A 2005 randomized controlled study involving 75 mothers and their preschoolers found that mothers and preschool-aged children with PTSD following exposure to domestic violence had better outcomes with CPP than those who did not receive this type of intervention. The researchers, Lieberman and colleagues, found that the children showed reductions in behavioral problems and PTSD symptoms, and the mothers also showed reduced feelings of distress and PTSD symptoms, as measured by surveys such as the Child Behavior Checklist and the Clinician Administered PTSD Scale.9 Numerous other studies have also found that CPP can result in positive outcomes in children’s development and improvements in attachment and relationships between parents and children.

Summary/Key Takeaways

Child-parent psychotherapy is an effective intervention for young children and parents who have experienced trauma. This type of therapy might help children to develop healthily after trauma and increase the security of their attachment to their primary caregivers. Research continues to demonstrate the efficacy of CPP for young children whose relationships with their primary caregivers are impaired because of exposure to trauma.

References

  1. Lieberman, A. F., Ippen, C. G., & Dimmler, M. H. (2019). Child-parent psychotherapy. In Carrión, V. G. (Ed.), Assessing and treating youth exposed to traumatic stress (pp. 223–238). American Psychiatric Association Publishing.
  2. Fraiberg, S., Adelson, E., & Shapiro, V. (1975). Ghosts in the nursery: A psychoanalytic approach to the problems of impaired infant-mother relationships. Journal of the American Academy of Child Psychiatry, 14(3), 387–421.
    https://doi.org/10.1016/s0002-7138(09)61442-4
  3. Harris, W. W., Lieberman, A. F., Padrón, E., & Van Horn, P. (2005). Angels in the nursery: The intergenerational transmission of benevolent parental influences. Infant Mental Health Journal, 26(6), 504–520.
    https://doi.org/10.1002/imhj.20071
  4. Bretherton, I. (2013). Revisiting Mary Ainsworth’s conceptualization and assessments of maternal sensitivity-insensitivity. Attachment & Human Development, 15(5), 460-484.

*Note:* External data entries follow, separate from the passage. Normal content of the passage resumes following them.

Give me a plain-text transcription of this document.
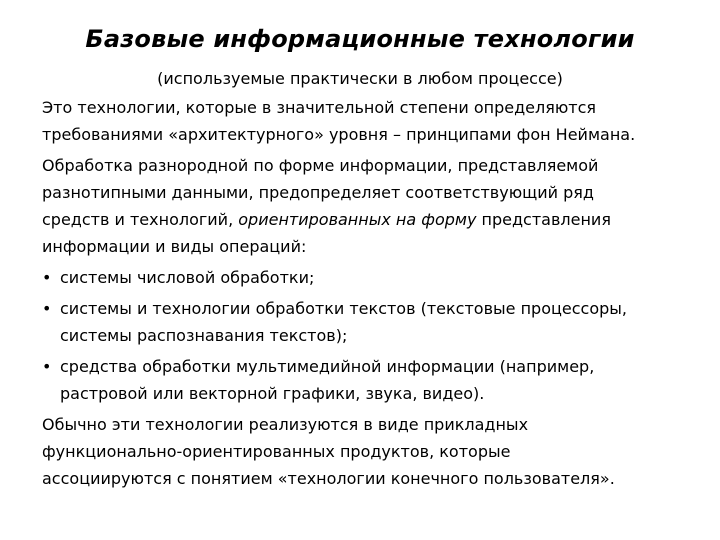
Базовые информационные технологии
(используемые практически в любом процессе)

Это технологии, которые в значительной степени определяются
требованиями «архитектурного» уровня – принципами фон Неймана.

Обработка разнородной по форме информации, представляемой
разнотипными данными, предопределяет соответствующий ряд
средств и технологий, ориентированных на форму представления
информации и виды операций:

• системы числовой обработки;
• системы и технологии обработки текстов (текстовые процессоры,
системы распознавания текстов);
• средства обработки мультимедийной информации (например,
растровой или векторной графики, звука, видео).

Обычно эти технологии реализуются в виде прикладных
функционально-ориентированных продуктов, которые
ассоциируются с понятием «технологии конечного пользователя».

    https://doi.org/10.1080/14616734.2013.835128
  5. Dimmler, M. H., Ippen, C. M. G., & Lieberman, A. F. (2018). Child-parent psychotherapy: A trauma-informed treatment for young children and their caregivers. In Zeanah, C. H. Jr. (Ed.), Handbook of infant mental health (4th ed.; 485-499). The Guilford Press.

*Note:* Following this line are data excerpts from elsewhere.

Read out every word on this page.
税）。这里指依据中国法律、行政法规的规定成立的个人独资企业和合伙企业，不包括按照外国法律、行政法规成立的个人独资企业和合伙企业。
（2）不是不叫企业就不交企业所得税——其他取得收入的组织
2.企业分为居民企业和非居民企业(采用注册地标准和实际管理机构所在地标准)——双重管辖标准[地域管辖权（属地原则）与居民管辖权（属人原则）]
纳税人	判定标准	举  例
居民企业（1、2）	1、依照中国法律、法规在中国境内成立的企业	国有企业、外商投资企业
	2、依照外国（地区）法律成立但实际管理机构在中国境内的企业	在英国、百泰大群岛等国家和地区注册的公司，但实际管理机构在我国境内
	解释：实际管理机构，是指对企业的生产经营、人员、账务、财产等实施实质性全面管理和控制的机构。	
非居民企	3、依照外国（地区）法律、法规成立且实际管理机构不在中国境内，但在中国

  6. Bernstein, R. E., Timmons, A. C., & Lieberman, A. F. (2019). Interpersonal violence, maternal perception of infant emotion, and child-parent psychotherapy. Journal of Family Violence, 34(4), 309–320.
    https://doi.org/10.1007/s10896-019-00041-7
  7. Guild, D. J., Alto, M. E., Handley, E. D., Rogosch, F., Cicchetti, D., & Toth, S. L. (2021). Attachment and affect between mothers with depression and their children: Longitudinal outcomes of child parent psychotherapy. Research on Child and Adolescent Psychopathology, 49(5), 563–577.

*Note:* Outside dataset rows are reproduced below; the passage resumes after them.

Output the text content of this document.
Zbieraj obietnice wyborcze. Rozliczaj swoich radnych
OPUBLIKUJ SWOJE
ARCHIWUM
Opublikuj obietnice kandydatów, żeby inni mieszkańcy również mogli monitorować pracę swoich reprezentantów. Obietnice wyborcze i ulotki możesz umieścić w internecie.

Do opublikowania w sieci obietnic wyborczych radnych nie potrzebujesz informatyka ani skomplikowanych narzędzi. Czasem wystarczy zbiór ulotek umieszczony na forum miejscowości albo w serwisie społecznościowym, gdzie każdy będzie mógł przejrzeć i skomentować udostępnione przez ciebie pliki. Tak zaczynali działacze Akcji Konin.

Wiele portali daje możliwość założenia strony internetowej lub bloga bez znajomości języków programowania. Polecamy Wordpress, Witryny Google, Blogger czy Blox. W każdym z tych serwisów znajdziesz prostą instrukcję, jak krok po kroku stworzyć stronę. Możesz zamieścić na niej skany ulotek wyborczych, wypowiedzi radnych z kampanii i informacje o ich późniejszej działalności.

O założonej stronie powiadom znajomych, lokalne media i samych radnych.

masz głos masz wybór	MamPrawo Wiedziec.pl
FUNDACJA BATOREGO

    https://doi.org/10.1007/s10802-020-00681-0
  8. Hazen, K. P., Carlson, M. W., Cartwright, M. L., Patnode, C., Cole‐Mossman, J., Byrns, S., Hauptman, K., & Osofsky, J. (2021). The impact of child‐parent psychotherapy on child dependency court outcomes. Juvenile and Family Court Journal, 72(1), 21–46.
    https://doi.org/10.1111/jfcj.12191
  9. Lieberman, A. F., Van Horn, P., & Ippen, C. G. (2005). Toward evidence-based treatment: Child-parent psychotherapy with preschoolers exposed to marital violence. Journal of the American Academy of Child and Adolescent Psychiatry, 44(12), 1241–1248.